Suriye Devrimci ve Muhalif Güçler Ulusal Koalisyonu (SMDK) Başkan Yardımcısı Nura el-Emir, konuya ilişkin daha önce yaptığı açıklamada, Doğu Guta, başkent Şam’ın bazı bölgeleri, Humus’un Vear Mahallesi ve kuzey kırsalında Esed rejiminin sürdürdüğü ablukaya ilişkin, “Esed rejiminin, yönetimin düşmesini talep eden sivillere yönelik kimyasal silah ve varil bombalarıyla düzenlediği saldırılardan daha az tehlikeli değil” demişti.
Uluslararası toplumun, Esed rejiminin suçları karşısındaki suskunluğunun bu suçlara ortak olmanın ya da Suriyelilerin kanına girmenin bir başka yolu olduğunu ifade eden Emir, “Gerekçesi olmayan bu tür olumsuz tutumlar, Suriye halkı ile uluslararası toplum arasında kalan güven bağlarının kopmasına neden olacaktır.

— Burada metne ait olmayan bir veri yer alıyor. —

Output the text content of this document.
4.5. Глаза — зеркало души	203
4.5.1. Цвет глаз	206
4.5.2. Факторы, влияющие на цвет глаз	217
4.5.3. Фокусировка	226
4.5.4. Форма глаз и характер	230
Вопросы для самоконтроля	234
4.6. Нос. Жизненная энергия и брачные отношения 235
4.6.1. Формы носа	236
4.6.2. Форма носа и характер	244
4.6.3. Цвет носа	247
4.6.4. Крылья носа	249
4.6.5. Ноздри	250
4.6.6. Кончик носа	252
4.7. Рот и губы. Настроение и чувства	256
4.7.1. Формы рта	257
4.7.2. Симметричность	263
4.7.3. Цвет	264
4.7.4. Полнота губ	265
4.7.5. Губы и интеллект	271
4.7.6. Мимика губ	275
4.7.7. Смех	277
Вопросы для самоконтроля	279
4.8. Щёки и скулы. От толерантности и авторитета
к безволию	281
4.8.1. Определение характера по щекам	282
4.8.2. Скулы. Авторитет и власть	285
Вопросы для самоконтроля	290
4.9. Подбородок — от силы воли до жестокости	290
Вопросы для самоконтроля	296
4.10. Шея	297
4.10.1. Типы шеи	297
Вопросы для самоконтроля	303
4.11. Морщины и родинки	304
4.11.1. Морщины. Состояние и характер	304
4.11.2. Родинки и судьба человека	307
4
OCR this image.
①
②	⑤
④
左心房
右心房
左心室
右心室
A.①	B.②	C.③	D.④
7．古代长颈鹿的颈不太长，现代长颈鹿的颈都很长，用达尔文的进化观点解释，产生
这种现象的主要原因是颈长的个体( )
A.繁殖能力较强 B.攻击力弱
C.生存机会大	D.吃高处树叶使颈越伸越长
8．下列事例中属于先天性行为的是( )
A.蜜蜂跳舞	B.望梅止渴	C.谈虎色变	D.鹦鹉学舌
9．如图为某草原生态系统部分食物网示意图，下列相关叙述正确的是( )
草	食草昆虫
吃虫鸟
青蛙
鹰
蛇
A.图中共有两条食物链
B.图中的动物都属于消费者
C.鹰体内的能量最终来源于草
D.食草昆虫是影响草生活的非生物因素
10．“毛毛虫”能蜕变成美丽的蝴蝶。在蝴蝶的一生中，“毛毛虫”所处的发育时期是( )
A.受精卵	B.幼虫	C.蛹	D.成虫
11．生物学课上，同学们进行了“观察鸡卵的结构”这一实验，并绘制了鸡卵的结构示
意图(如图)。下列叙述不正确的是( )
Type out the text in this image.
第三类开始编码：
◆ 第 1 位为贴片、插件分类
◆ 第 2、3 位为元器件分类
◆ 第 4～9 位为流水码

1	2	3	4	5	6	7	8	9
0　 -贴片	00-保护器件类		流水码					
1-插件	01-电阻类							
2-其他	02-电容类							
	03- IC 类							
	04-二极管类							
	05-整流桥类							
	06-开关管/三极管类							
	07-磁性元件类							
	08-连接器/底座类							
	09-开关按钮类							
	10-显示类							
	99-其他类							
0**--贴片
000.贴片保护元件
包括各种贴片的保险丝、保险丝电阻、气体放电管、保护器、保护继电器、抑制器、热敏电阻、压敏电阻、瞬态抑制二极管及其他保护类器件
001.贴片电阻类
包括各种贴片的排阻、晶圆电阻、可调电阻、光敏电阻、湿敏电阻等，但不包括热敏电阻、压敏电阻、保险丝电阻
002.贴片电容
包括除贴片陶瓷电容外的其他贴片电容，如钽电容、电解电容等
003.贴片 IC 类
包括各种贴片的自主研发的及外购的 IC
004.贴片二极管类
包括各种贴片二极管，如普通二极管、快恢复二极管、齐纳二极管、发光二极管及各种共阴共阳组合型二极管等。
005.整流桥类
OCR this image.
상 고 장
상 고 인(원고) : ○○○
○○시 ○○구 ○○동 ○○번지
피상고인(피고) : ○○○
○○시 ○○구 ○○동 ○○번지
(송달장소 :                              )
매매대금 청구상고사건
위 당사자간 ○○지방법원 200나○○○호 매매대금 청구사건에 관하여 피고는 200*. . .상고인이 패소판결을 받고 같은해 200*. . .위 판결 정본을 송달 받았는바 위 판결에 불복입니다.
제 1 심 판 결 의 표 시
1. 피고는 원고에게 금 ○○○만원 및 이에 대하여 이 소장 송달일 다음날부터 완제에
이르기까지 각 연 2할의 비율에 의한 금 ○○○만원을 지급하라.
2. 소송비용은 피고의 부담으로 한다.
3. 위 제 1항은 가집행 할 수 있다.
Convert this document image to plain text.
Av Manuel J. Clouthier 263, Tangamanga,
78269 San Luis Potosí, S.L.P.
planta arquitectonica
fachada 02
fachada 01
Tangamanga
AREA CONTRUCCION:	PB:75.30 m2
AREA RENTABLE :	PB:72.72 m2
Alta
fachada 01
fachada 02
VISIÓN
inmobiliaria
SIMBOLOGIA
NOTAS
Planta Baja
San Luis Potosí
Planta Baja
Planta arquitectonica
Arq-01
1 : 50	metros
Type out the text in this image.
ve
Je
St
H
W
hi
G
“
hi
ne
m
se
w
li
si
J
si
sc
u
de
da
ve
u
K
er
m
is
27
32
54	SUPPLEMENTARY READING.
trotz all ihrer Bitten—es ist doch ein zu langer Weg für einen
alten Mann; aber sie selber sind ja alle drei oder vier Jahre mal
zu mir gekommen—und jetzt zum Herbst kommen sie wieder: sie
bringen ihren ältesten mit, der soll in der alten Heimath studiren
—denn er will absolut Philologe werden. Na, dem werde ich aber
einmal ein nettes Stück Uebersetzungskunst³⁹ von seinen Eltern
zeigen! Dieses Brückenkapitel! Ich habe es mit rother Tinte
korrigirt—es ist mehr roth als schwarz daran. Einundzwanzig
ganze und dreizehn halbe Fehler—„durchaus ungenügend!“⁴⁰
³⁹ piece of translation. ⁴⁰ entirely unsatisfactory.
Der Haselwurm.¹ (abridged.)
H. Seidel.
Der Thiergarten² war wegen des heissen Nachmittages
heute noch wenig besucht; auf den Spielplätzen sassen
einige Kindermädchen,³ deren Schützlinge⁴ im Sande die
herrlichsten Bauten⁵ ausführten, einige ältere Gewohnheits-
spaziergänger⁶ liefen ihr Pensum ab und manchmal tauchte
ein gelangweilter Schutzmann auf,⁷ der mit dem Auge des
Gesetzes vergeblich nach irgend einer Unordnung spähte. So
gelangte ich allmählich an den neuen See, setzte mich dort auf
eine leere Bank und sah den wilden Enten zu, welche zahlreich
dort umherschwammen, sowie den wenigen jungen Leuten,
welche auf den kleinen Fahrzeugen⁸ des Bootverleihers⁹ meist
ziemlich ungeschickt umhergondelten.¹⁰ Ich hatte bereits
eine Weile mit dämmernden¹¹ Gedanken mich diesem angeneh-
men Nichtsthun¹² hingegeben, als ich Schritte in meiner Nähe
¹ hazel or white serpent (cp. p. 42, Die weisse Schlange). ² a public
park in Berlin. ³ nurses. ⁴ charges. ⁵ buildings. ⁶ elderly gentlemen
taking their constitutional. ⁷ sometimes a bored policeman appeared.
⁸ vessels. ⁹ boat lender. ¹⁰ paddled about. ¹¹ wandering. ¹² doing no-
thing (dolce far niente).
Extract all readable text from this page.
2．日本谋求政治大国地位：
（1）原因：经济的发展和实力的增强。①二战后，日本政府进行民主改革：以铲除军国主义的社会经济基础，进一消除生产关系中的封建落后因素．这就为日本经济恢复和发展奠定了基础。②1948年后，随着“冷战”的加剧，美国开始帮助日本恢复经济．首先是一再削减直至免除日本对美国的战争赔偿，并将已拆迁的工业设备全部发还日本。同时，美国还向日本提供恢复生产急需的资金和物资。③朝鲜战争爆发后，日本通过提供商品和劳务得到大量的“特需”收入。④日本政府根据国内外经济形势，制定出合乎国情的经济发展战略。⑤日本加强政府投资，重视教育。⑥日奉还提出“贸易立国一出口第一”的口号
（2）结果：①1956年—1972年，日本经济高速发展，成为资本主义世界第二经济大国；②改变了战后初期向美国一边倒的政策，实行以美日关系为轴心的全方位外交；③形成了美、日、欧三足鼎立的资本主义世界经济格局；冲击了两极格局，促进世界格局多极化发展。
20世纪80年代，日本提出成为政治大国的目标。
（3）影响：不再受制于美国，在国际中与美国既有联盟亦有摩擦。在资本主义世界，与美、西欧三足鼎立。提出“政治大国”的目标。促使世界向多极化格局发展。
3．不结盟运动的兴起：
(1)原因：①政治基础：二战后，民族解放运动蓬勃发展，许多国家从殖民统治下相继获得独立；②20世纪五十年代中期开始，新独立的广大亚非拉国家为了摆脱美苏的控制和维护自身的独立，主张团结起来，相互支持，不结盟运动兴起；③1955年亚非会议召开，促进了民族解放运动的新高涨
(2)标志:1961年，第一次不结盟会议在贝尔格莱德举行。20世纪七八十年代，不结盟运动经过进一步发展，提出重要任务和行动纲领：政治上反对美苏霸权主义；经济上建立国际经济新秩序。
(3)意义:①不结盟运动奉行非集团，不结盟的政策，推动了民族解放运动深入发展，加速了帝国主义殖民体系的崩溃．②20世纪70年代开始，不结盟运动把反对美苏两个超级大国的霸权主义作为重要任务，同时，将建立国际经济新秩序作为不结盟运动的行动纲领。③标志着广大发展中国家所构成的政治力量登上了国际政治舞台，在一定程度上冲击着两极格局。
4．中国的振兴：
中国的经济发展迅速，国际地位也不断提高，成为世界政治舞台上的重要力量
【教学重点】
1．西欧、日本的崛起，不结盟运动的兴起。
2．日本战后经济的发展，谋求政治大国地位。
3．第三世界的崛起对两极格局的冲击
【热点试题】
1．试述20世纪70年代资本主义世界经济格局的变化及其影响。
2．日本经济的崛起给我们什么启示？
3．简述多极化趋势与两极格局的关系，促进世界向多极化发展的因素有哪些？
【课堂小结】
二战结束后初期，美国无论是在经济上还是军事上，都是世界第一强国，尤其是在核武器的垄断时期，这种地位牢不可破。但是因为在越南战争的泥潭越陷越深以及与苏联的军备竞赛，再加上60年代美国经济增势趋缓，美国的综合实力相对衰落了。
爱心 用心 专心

Uluslararası toplumun, Esed rejiminin Suriye halkını bir somun ekmeğe muhtaç şekilde yaşamaya mecbur bırakması gibi ahlaksızca yaptığı siyasi şantaj karşısında sessiz kalması, rejimin sivillere yönelik kötü muamelesinden daha iyi olmayan bir insanlık suçudur” ifadesini kullanmıştı.
Uluslararası toplumun sorumluluğunu üstlenerek, Suriye kentlerinden ablukanın tamamen kaldırılmasını ön gören BM Güvenlik Konseyi’nin, 2139 sayılı kararı ile Esed’in onayı olmaksızın, abluka altındaki bölgelere insani yardımların sokulmasını ön gören 2165 sayılı kararı uygulamaya koymasını talep eden Emir, “Esed’in onayının alınması, uluslararası toplumun, bu yönetimin suçlarını onayladığı anlamına gelir. Mücrim Esed’in yardımların girişine izin vermesi gibi bir şey mümkün değil. Çünkü o, en basitinden abluka altındakilere karşı insanlık suçunu işleyen kişidir” değerlendirmesinde bulunmuştu.
“Ne gariptir ki, uluslararası toplumun, ablukayı sonlandırmaya yönelik aldığı tüm kararlar kâğıt üzerinde mürekkep olarak kaldı ve uluslararası irade uygulamaya geçiremedi” diyen Emir, uluslararası iradenin, alınan bir kararın diğerleriyle uyum arz etmesi ve uygulamanın önündeki engel ve ihtilafın yaptırım yoluyla ortadan kaldırılmasıyla mümkün olduğunu dile getirmişti.